Data kuartal kedua menunjukkan pemulihan ekonomi pasca-pandemi yang tidak merata yang disebabkan oleh melemahnya kepercayaan sektor swasta, tingginya angka pengangguran kaum muda, dan perpecahan di pasar properti. Penguncian (lockdown) telah menghambat pertumbuhan pada tahun 2022, dan pemulihan ekonomi yang diharapkan oleh banyak orang gagal terwujud.
Pemulihan ekonomi Tiongkok mendapatkan kembali momentumnya, mendekati target tahunan
Pemulihan ekonomi Tiongkok mendapatkan kembali momentumnya, mendekati target tahunan
Perekonomian Tiongkok yang didorong oleh ekspor dan investasi dengan nilai sekitar US$18,1 triliun telah tumbuh hampir 10 persen, seringkali lebih tinggi, setiap tahun dari tahun 2002 hingga 2011. Pola tersebut tampaknya telah berubah.
Moody’s Analytics menaikkan perkiraan PDB pada bulan November menjadi 5,2 persen dari sebelumnya 5 persen karena peningkatan anggaran tengah tahun oleh Beijing dan penerbitan obligasi 1 triliun yuan, kata asisten direktur dan ekonom Heron Lim. Langkah-langkah tersebut, katanya, “mengubah pemikiran kita”.
Tapi sekarang timnya tidak jelas bagaimana melanjutkannya.
“Apa yang kami tunggu untuk kejelasan lebih lanjut adalah apakah Tiongkok akan memperluas defisit anggarannya pada tahun 2024 untuk mendukung pertumbuhan, dan apakah Bank Rakyat Tiongkok akan memberi sinyal lebih banyak penurunan suku bunga dalam negeri setelah Bank Sentral AS memulai penurunan suku bunganya sendiri. proses yang kami harapkan pada Juni 2024,” kata Lim.
DBS Bank yang berbasis di Singapura memperkirakan pertumbuhan sebesar 5 persen tahun ini – turun dari 5,5 persen pada awalnya – namun memperkirakan adanya perbaikan di masa depan, kata ekonom bank Nathan Chow.

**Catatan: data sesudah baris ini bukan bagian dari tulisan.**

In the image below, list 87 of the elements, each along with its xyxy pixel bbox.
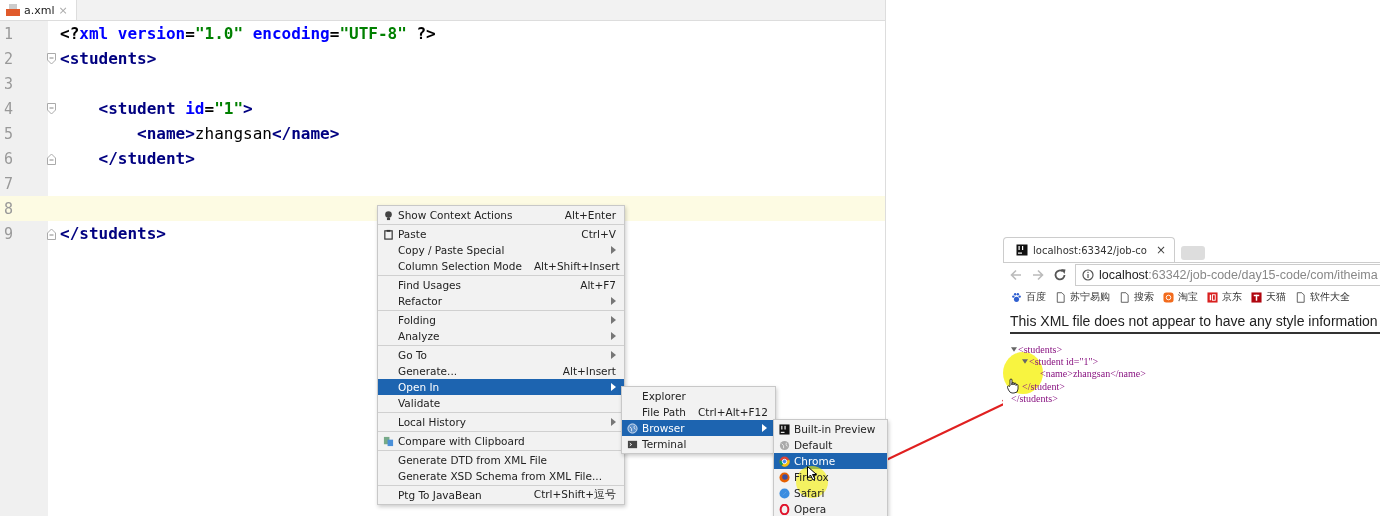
menu-item[interactable]: Generate DTD from XML File	[378, 452, 624, 468]
code-line: <student id="1">	[97, 99, 253, 118]
menu-item[interactable]: Show Context Actions Alt+Enter	[378, 207, 624, 223]
collapse-triangle-icon[interactable]	[1011, 346, 1017, 352]
ide-logo-icon	[1016, 244, 1028, 256]
compare-icon	[382, 435, 394, 447]
globe-icon	[778, 439, 790, 451]
menu-item[interactable]: Column Selection Mode Alt+Shift+Insert	[378, 258, 624, 274]
page-icon	[1295, 291, 1306, 303]
clipboard-icon	[382, 228, 394, 240]
xml-tag-text: </students>	[1011, 392, 1058, 404]
line-number: 9	[3, 224, 14, 243]
line-number: 3	[3, 74, 14, 93]
back-icon[interactable]	[1009, 268, 1023, 282]
page-icon	[1119, 291, 1130, 303]
fold-marker-icon[interactable]	[47, 152, 56, 165]
line-number: 8	[3, 199, 14, 218]
code-line: <students>	[60, 49, 157, 68]
bookmark-logo-icon	[1251, 291, 1262, 303]
code-line: <?xml version="1.0" encoding="UTF-8" ?>	[60, 24, 436, 43]
code-line: </student>	[97, 149, 195, 168]
line-number: 4	[3, 99, 14, 118]
menu-item[interactable]: Open In	[378, 379, 624, 395]
menu-item[interactable]: Browser	[622, 420, 775, 436]
menu-item[interactable]: Opera	[774, 501, 887, 516]
compass-icon	[778, 487, 790, 499]
bookmark[interactable]: 天猫	[1251, 290, 1286, 304]
menu-item[interactable]: Copy / Paste Special	[378, 242, 624, 258]
forward-icon[interactable]	[1031, 268, 1045, 282]
collapse-triangle-icon[interactable]	[1022, 358, 1028, 364]
bookmark-logo-icon	[1163, 291, 1174, 303]
line-number: 5	[3, 124, 14, 143]
fold-marker-icon[interactable]	[47, 227, 56, 240]
xml-notice: This XML file does not appear to have any style information	[1009, 313, 1379, 329]
lightbulb-icon	[382, 209, 394, 221]
bookmark[interactable]: 淘宝	[1163, 290, 1198, 304]
hand-cursor-icon	[1007, 378, 1019, 394]
menu-item[interactable]: Analyze	[378, 328, 624, 344]
address-bar[interactable]: localhost:63342/job-code/day15-code/com/itheima	[1075, 264, 1380, 286]
xml-file-icon	[6, 4, 20, 16]
browser-tab[interactable]: localhost:63342/job-co ×	[1003, 237, 1175, 262]
firefox-icon	[778, 471, 790, 483]
menu-item[interactable]: Paste Ctrl+V	[378, 226, 624, 242]
xml-tag-text: <students>	[1018, 343, 1063, 355]
ide-logo-icon	[778, 423, 790, 435]
menu-item[interactable]: Compare with Clipboard	[378, 433, 624, 449]
fold-marker-icon[interactable]	[47, 52, 56, 65]
code-line: <name>zhangsan</name>	[136, 124, 340, 143]
menu-item[interactable]: Folding	[378, 312, 624, 328]
line-number: 2	[3, 49, 14, 68]
menu-item[interactable]: Built-in Preview	[774, 421, 887, 437]
bookmark[interactable]: 苏宁易购	[1055, 290, 1110, 304]
menu-item[interactable]: Refactor	[378, 293, 624, 309]
menu-item[interactable]: File Path Ctrl+Alt+F12	[622, 404, 775, 420]
file-tab[interactable]: a.xml ×	[0, 0, 77, 20]
chrome-icon	[778, 455, 790, 467]
line-number: 1	[3, 24, 14, 43]
menu-item[interactable]: Ptg To JavaBean Ctrl+Shift+逗号	[378, 487, 624, 503]
menu-item[interactable]: Generate... Alt+Insert	[378, 363, 624, 379]
menu-item[interactable]: Default	[774, 437, 887, 453]
bookmark[interactable]: 搜索	[1119, 290, 1154, 304]
ring-icon	[778, 503, 790, 515]
line-number: 6	[3, 149, 14, 168]
close-tab-icon[interactable]: ×	[1155, 243, 1166, 257]
page-icon	[1055, 291, 1066, 303]
bookmark[interactable]: 软件大全	[1295, 290, 1350, 304]
url-text: localhost:63342/job-code/day15-code/com/itheima	[1099, 268, 1378, 282]
info-icon	[1082, 269, 1094, 281]
new-tab-button[interactable]	[1180, 246, 1205, 260]
bookmark[interactable]: 京东	[1207, 290, 1242, 304]
bookmark[interactable]: 百度	[1011, 290, 1046, 304]
paw-icon	[1011, 291, 1022, 303]
menu-item[interactable]: Go To	[378, 347, 624, 363]
menu-item[interactable]: Terminal	[622, 436, 775, 452]
globe-icon	[626, 422, 638, 434]
terminal-icon	[626, 438, 638, 450]
menu-item[interactable]: Validate	[378, 395, 624, 411]
line-number: 7	[3, 174, 14, 193]
menu-item[interactable]: Find Usages Alt+F7	[378, 277, 624, 293]
menu-item[interactable]: Local History	[378, 414, 624, 430]
bookmark-logo-icon	[1207, 291, 1218, 303]
code-line: </students>	[60, 224, 166, 243]
menu-item[interactable]: Chrome	[774, 453, 887, 469]
reload-icon[interactable]	[1053, 268, 1067, 282]
menu-item[interactable]: Explorer	[622, 388, 775, 404]
fold-marker-icon[interactable]	[47, 102, 56, 115]
menu-item[interactable]: Generate XSD Schema from XML File...	[378, 468, 624, 484]
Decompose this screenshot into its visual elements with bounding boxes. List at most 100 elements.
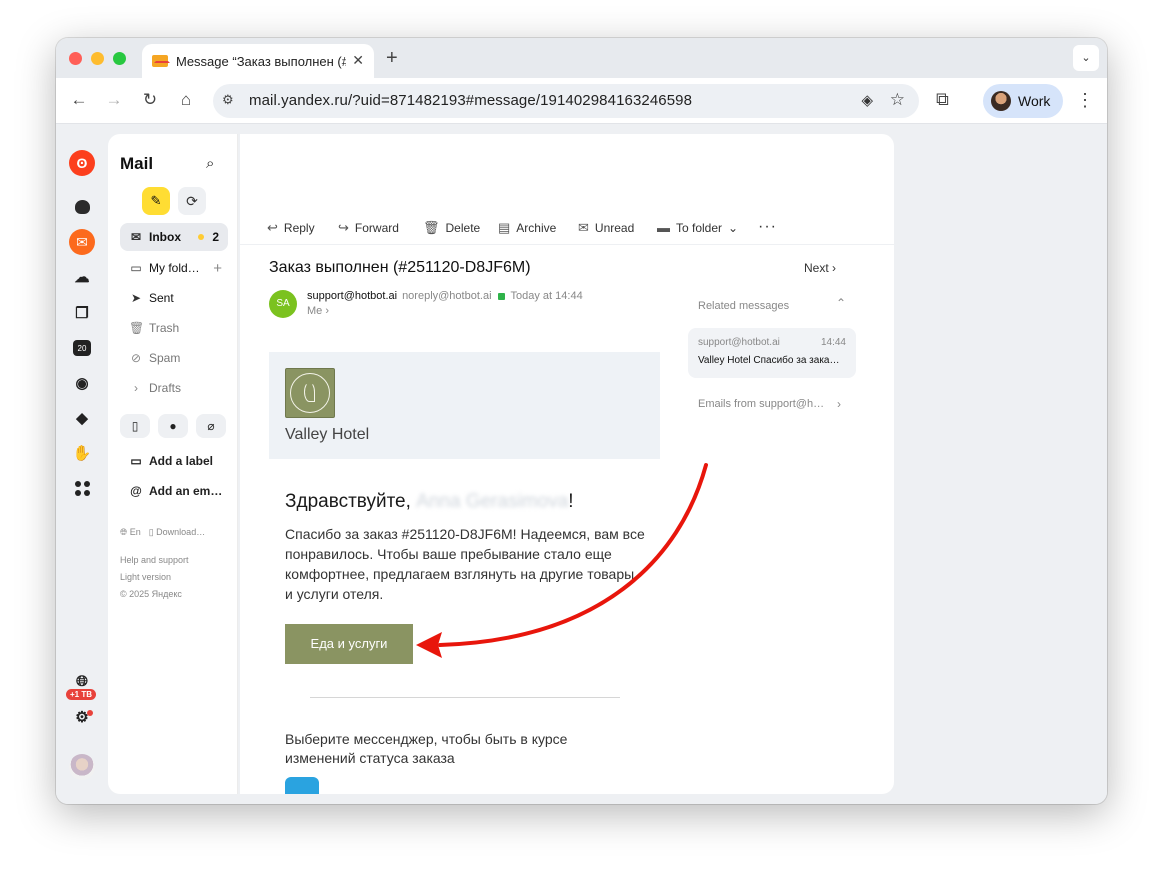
calendar-icon[interactable]: 20 bbox=[69, 335, 95, 361]
profile-avatar bbox=[991, 91, 1011, 111]
compose-button[interactable]: ✎ bbox=[142, 187, 170, 215]
tab-close-icon[interactable]: ✕ bbox=[352, 52, 364, 69]
tab-list-dropdown[interactable]: ⌄ bbox=[1073, 45, 1099, 71]
disk-icon[interactable]: ☁ bbox=[69, 264, 95, 290]
folder-label: Trash bbox=[149, 321, 180, 335]
folder-label: Sent bbox=[149, 291, 174, 305]
more-actions-icon[interactable]: ··· bbox=[758, 218, 777, 236]
profile-name: Work bbox=[1018, 93, 1051, 109]
back-button[interactable]: ← bbox=[68, 90, 90, 110]
browser-menu-icon[interactable]: ⋮ bbox=[1076, 90, 1094, 111]
related-time: 14:44 bbox=[820, 337, 846, 348]
messenger-icon[interactable]: ◉ bbox=[69, 370, 95, 396]
unread-count: 2 bbox=[212, 230, 219, 244]
notes-icon[interactable]: ◆ bbox=[69, 405, 95, 431]
light-version-link[interactable]: Light version bbox=[120, 572, 171, 582]
sender-avatar[interactable]: SA bbox=[269, 290, 297, 318]
all-services-icon[interactable] bbox=[69, 475, 95, 501]
yandex-logo-icon[interactable]: ʘ bbox=[69, 150, 95, 176]
message-toolbar: ↩ Reply ↪ Forward 🗑︎ Delete ▤ Archive ✉ Unrea… bbox=[240, 218, 894, 244]
mail-title: Mail bbox=[120, 154, 154, 173]
url-text[interactable]: mail.yandex.ru/?uid=871482193#message/19… bbox=[249, 92, 692, 109]
folder-icon: ▭ bbox=[130, 261, 142, 275]
hotel-name: Valley Hotel bbox=[285, 426, 370, 443]
add-label-button[interactable]: ▭ Add a label bbox=[120, 454, 213, 468]
documents-icon[interactable]: ❐ bbox=[69, 300, 95, 326]
folder-spam[interactable]: ⊘ Spam bbox=[120, 344, 228, 372]
sender-email[interactable]: noreply@hotbot.ai bbox=[402, 290, 491, 302]
sender-info: support@hotbot.ai noreply@hotbot.ai Toda… bbox=[307, 290, 583, 302]
alice-icon[interactable] bbox=[69, 194, 95, 220]
extensions-icon[interactable]: ⧉ bbox=[936, 89, 949, 110]
reply-icon: ↩ bbox=[267, 220, 278, 235]
translate-icon[interactable]: ◈ bbox=[861, 91, 873, 109]
unread-button[interactable]: ✉ Unread bbox=[578, 220, 634, 236]
recipient-line[interactable]: Me › bbox=[307, 305, 329, 317]
chevron-right-icon[interactable]: › bbox=[837, 397, 841, 411]
search-icon[interactable]: ⌕ bbox=[206, 155, 214, 172]
bookmark-star-icon[interactable]: ☆ bbox=[890, 90, 905, 110]
next-message-link[interactable]: Next › bbox=[804, 261, 836, 275]
forward-button[interactable]: → bbox=[103, 90, 125, 110]
related-message-item[interactable]: support@hotbot.ai 14:44 Valley Hotel Спа… bbox=[688, 328, 856, 378]
folder-panel: Mail ⌕ ✎ ⟳ ✉ Inbox 2 ▭ My fold… + ➤ Sent… bbox=[108, 134, 238, 794]
close-window-button[interactable] bbox=[69, 52, 82, 65]
site-settings-icon[interactable]: ⚙ bbox=[222, 92, 234, 108]
download-link[interactable]: ▯ Download… bbox=[149, 527, 205, 538]
minimize-window-button[interactable] bbox=[91, 52, 104, 65]
profile-button[interactable]: Work bbox=[983, 84, 1063, 118]
related-from: support@hotbot.ai bbox=[698, 337, 780, 348]
new-tab-button[interactable]: + bbox=[386, 47, 398, 70]
reply-button[interactable]: ↩ Reply bbox=[267, 220, 315, 236]
folder-label: Drafts bbox=[149, 381, 182, 395]
help-link[interactable]: Help and support bbox=[120, 555, 189, 565]
related-messages-title: Related messages bbox=[698, 300, 790, 312]
forward-button[interactable]: ↪ Forward bbox=[338, 220, 399, 236]
trash-icon: 🗑︎ bbox=[129, 321, 145, 335]
maximize-window-button[interactable] bbox=[113, 52, 126, 65]
spam-icon: ⊘ bbox=[130, 351, 142, 365]
add-email-button[interactable]: @ Add an em… bbox=[120, 484, 222, 498]
folder-inbox[interactable]: ✉ Inbox 2 bbox=[120, 223, 228, 251]
chevron-up-icon[interactable]: ⌃ bbox=[836, 296, 846, 310]
message-time: Today at 14:44 bbox=[510, 290, 583, 302]
messenger-prompt: Выберите мессенджер, чтобы быть в курсе … bbox=[285, 731, 568, 766]
verified-lock-icon bbox=[497, 292, 505, 300]
home-button[interactable]: ⌂ bbox=[175, 90, 197, 110]
address-bar[interactable]: ⚙ mail.yandex.ru/?uid=871482193#message/… bbox=[213, 84, 919, 118]
user-avatar[interactable] bbox=[69, 754, 95, 780]
storage-badge: +1 TB bbox=[66, 689, 97, 700]
at-icon: @ bbox=[130, 484, 142, 498]
emails-from-sender-link[interactable]: Emails from support@h… bbox=[698, 398, 838, 410]
notification-dot bbox=[87, 710, 93, 716]
browser-tab[interactable]: Message “Заказ выполнен (# ✕ bbox=[142, 44, 374, 78]
folder-my-folders[interactable]: ▭ My fold… + bbox=[120, 254, 228, 282]
page-content: ʘ ✉ ☁ ❐ 20 ◉ ◆ ✋ 🌐︎ +1 TB ⚙ Mail ⌕ ✎ ⟳ ✉… bbox=[56, 124, 1107, 804]
folder-trash[interactable]: 🗑︎ Trash bbox=[120, 314, 228, 342]
recipient-name-blurred: Anna Gerasimova bbox=[416, 491, 569, 512]
folder-sent[interactable]: ➤ Sent bbox=[120, 284, 228, 312]
reload-button[interactable]: ↻ bbox=[139, 90, 161, 110]
hotel-banner: Valley Hotel bbox=[269, 352, 660, 459]
unread-filter-button[interactable]: ● bbox=[158, 414, 188, 438]
add-folder-icon[interactable]: + bbox=[213, 260, 222, 277]
to-folder-button[interactable]: ▬ To folder ⌄ bbox=[657, 220, 738, 235]
mail-service-icon[interactable]: ✉ bbox=[69, 229, 95, 255]
delete-button[interactable]: 🗑︎ Delete bbox=[423, 220, 480, 236]
telemost-icon[interactable]: ✋ bbox=[69, 440, 95, 466]
settings-gear-icon[interactable]: ⚙ bbox=[69, 704, 95, 730]
unread-dot bbox=[198, 234, 204, 240]
language-switch[interactable]: 🌐︎ En bbox=[120, 527, 141, 538]
archive-button[interactable]: ▤ Archive bbox=[498, 220, 556, 236]
email-body-text: Спасибо за заказ #251120-D8JF6M! Надеемс… bbox=[285, 526, 645, 602]
chevron-down-icon: ⌄ bbox=[728, 220, 739, 235]
telegram-icon[interactable] bbox=[285, 777, 319, 794]
refresh-button[interactable]: ⟳ bbox=[178, 187, 206, 215]
food-services-button[interactable]: Еда и услуги bbox=[285, 624, 413, 664]
bookmark-filter-button[interactable]: ▯ bbox=[120, 414, 150, 438]
folder-drafts[interactable]: › Drafts bbox=[120, 374, 228, 402]
mail-envelope-icon bbox=[152, 55, 170, 67]
forward-icon: ↪ bbox=[338, 220, 349, 235]
sender-name[interactable]: support@hotbot.ai bbox=[307, 290, 397, 302]
attachment-filter-button[interactable]: ⌀ bbox=[196, 414, 226, 438]
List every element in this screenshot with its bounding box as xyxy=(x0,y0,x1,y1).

“Investasi yang sedang berlangsung di sektor-sektor ekonomi baru akan mempertahankan ekspansi secara keseluruhan, meskipun dengan kecepatan yang lebih moderat dibandingkan pada tahun-tahun booming investasi di Tiongkok,” kata Chow.
“Kebijakan fiskal dan moneter akan mengekang pengangguran dan secara bertahap meningkatkan sentimen konsumen. Ketika kepercayaan meningkat, simpanan rumah tangga dalam jumlah besar yang terakumulasi dalam beberapa tahun terakhir dapat mengalir ke belanja.”